And it presents an interesting contrast with Gates's previous memoir, From the Shadows: The Ultimate Insider's Story of Five Presidents and How They Won the Cold War, published in 1996.
To be sure Gates in Duty says many positive things about his most recent former colleagues. He calls Obama's decision to target Osama bin Laden the “most courageous” presidential decision he has seen.
He praises Clinton’s judgment, her sense of humor and her penchant for hard work. Though he doesn't make the point explicitly in the excerpt, the secretary of state and secretary of defense weren't constant and mistrustful antagonists.
But he also presents some damning testimony. Listening to Obama soon after he had ordered a surge of troops into Afghanistan, “I thought: the president doesn't trust his commander, can't stand [Hamid] Karzai, doesn't believe in his own strategy and doesn't consider the war to be his. For him, it's all about getting out.”
If this is not cynical enough, he is shocked that Clinton and Obama admit that their opposition to the Iraq surge was politically motivated -- in the presence of Gates, who was in the chain of command on the surge and helped make it work.
As for Vice President Joe Biden, Gates writes that he “has been wrong on nearly every major foreign policy issue” over four decades. And he expresses even more angry contempt for Congressional leaders.
Gates wrote Duty after leaving government with no intention or expectation of ever returning. But he wrote From the Shadows, published in 1996, in similar circumstances.

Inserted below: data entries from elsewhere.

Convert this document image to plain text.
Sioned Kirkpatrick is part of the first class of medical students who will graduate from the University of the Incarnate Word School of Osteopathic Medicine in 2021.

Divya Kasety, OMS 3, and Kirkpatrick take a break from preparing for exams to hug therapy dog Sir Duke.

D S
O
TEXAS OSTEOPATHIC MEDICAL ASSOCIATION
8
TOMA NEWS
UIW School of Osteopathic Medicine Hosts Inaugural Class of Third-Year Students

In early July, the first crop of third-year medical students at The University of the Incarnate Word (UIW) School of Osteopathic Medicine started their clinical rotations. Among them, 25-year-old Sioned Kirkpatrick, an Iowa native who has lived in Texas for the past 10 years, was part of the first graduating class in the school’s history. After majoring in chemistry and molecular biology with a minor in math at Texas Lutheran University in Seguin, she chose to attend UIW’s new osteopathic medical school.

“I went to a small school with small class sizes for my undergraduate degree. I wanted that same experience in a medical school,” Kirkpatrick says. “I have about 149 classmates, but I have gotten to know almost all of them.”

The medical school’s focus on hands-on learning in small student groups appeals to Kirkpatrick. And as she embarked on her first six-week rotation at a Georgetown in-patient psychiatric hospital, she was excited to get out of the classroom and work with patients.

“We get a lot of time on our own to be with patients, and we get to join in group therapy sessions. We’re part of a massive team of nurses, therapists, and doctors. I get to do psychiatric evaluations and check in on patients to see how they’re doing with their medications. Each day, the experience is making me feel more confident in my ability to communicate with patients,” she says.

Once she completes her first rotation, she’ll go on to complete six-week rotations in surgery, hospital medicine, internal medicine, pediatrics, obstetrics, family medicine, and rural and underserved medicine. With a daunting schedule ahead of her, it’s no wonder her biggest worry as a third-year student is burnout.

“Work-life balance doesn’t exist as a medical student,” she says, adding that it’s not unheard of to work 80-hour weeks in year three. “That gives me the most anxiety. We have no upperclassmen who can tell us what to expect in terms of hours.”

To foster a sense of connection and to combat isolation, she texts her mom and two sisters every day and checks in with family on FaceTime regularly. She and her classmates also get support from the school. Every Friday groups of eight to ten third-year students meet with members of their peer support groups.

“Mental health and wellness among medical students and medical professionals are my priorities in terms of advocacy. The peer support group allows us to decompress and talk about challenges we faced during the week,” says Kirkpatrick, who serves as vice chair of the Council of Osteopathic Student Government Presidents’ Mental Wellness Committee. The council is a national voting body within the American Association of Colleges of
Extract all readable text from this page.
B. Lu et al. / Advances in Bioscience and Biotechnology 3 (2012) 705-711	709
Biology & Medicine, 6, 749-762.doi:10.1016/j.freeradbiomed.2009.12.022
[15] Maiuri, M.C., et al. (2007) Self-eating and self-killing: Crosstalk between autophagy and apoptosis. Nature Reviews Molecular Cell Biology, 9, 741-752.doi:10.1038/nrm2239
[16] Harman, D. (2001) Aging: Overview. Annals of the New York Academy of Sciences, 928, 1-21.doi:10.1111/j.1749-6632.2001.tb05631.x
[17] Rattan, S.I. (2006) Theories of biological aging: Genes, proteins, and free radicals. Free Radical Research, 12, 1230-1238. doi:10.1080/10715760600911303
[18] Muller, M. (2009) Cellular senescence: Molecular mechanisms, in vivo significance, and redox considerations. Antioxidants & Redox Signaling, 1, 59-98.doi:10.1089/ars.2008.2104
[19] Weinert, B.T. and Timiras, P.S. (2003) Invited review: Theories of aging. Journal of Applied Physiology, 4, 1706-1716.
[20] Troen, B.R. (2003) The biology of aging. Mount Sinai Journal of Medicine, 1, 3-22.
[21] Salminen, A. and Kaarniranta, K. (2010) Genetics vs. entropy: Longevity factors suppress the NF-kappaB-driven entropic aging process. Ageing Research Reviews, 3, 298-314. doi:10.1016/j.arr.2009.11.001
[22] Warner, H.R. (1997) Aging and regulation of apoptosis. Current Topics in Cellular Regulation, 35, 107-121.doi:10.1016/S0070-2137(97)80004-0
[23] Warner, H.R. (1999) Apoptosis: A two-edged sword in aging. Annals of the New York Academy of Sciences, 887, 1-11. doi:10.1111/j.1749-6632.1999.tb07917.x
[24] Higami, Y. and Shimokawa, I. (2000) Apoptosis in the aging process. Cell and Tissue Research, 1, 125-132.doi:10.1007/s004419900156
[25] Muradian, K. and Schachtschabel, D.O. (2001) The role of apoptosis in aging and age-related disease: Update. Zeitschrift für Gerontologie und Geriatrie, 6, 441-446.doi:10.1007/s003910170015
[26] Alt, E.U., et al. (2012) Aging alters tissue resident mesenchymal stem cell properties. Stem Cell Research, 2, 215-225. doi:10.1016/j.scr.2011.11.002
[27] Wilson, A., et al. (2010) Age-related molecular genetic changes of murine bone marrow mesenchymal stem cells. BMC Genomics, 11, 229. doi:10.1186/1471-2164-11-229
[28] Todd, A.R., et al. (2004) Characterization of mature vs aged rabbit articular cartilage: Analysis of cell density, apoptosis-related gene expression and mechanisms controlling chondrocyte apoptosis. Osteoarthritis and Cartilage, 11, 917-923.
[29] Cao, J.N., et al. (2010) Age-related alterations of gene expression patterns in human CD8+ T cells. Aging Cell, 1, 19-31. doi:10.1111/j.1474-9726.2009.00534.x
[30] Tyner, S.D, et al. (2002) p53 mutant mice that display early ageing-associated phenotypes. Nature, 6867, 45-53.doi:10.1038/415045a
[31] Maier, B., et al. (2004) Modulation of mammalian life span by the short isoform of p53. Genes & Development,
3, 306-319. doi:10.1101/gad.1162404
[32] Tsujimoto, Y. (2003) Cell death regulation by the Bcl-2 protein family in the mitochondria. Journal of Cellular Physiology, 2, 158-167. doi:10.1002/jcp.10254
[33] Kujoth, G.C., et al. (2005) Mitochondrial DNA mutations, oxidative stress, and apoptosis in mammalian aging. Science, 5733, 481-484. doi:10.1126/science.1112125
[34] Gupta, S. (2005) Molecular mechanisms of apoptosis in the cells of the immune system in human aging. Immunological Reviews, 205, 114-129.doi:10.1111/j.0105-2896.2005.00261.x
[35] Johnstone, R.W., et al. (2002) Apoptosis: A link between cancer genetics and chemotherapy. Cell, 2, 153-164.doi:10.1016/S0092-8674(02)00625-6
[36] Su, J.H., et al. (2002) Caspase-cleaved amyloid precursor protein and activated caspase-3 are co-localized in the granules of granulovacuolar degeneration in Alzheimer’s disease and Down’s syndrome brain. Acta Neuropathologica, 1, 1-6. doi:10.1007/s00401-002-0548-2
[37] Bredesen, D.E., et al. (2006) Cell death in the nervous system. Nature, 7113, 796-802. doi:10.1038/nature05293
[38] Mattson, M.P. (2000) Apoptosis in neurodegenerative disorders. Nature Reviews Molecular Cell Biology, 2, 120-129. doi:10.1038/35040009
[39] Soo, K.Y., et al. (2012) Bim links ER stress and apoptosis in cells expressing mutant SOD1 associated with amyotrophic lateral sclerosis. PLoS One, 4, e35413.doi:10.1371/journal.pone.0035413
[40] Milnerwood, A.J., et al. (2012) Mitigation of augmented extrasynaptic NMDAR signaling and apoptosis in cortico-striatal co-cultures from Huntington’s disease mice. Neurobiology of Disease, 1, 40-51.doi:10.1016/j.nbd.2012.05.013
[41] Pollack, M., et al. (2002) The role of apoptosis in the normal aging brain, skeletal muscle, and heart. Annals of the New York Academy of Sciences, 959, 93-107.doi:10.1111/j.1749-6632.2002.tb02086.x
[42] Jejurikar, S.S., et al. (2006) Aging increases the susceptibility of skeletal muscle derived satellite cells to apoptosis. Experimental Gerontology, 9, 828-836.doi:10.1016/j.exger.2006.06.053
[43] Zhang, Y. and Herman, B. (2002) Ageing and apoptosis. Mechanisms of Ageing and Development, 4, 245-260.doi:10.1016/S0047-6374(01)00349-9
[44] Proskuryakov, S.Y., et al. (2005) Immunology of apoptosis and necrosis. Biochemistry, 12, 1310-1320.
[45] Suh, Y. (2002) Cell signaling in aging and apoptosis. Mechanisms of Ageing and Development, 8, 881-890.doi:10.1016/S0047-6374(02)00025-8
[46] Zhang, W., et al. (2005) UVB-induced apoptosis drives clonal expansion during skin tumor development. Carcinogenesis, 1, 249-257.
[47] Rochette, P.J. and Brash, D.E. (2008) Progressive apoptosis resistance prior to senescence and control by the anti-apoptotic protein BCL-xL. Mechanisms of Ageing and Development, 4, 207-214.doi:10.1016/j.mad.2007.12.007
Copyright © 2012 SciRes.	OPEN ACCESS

He had risen quickly from a junior Russia analyst at the CIA to positions at the National Security Council in the Nixon, Ford, Carter, Reagan and first Bush administrations. He was nominated to be CIA director in 1986, but withdrew in the face of congressional opposition; he was nominated again for the post and confirmed in 1991.
In From the Shadows he does not always fawn on the leaders he served. “No stranger man in American history” is his verdict on Richard Nixon. Ronald Reagan “began to fade a bit beginning in late 1985-early 1986.”
He has especially warm praise for George H.W. Bush and his foreign policy team, and notes that Bush had almost a familial relationship with National Security Adviser Brent Scowcroft (as George W. Bush would later have with Condoleezza Rice).
He sees Secretary of State James Baker as “a master craftsman of the persuasive and backroom arts at the peak of his powers,” but notes that he “demanded more loyalty of the president than he gave in return.”
Even more notable than the individual portraits in From the Shadows is Gates’ argument that there was far more continuity in American foreign policy during the presidencies in which he served than was suggested by partisan rhetoric.
In this view, Nixon's detente with Russia was sealed by Ford's Helsinki Accords, whose human rights provisions were built on by Carter, who began the defense buildup accelerated by Reagan, whose negotiations with Mikhail Gorbachev provided the basis for Bush's management of the collapse of the Soviet empire.
Presidents were constantly buffeted from the Right and Left by members of Congress but, Gates argues, if the process was unpleasant the results were usually benign.
In the excerpts from Duty, Gates seems to take a similar view of George W. Bush, a “mature leader” who on the Iraq surge “risked reputation, public esteem, credibility, political ruin and the judgment of history on a single decision he believed was the right thing for the country.”
But the excerpts suggest that Gates sees Obama out of line with the continuity he admires in his predecessors.
Clinton and Obama’s cynical opposition to the Iraq surge and Obama’s half-hearted commitment to his Afghanistan strategy are in jarring contrast with his description in Shadows of Ford, Carter, Reagan and Bush I.
“For each,” he writes, “the country came first,” and “each, in his own way, was a modest man.” Let’s see if in the full text of Duty he says the same of Obama.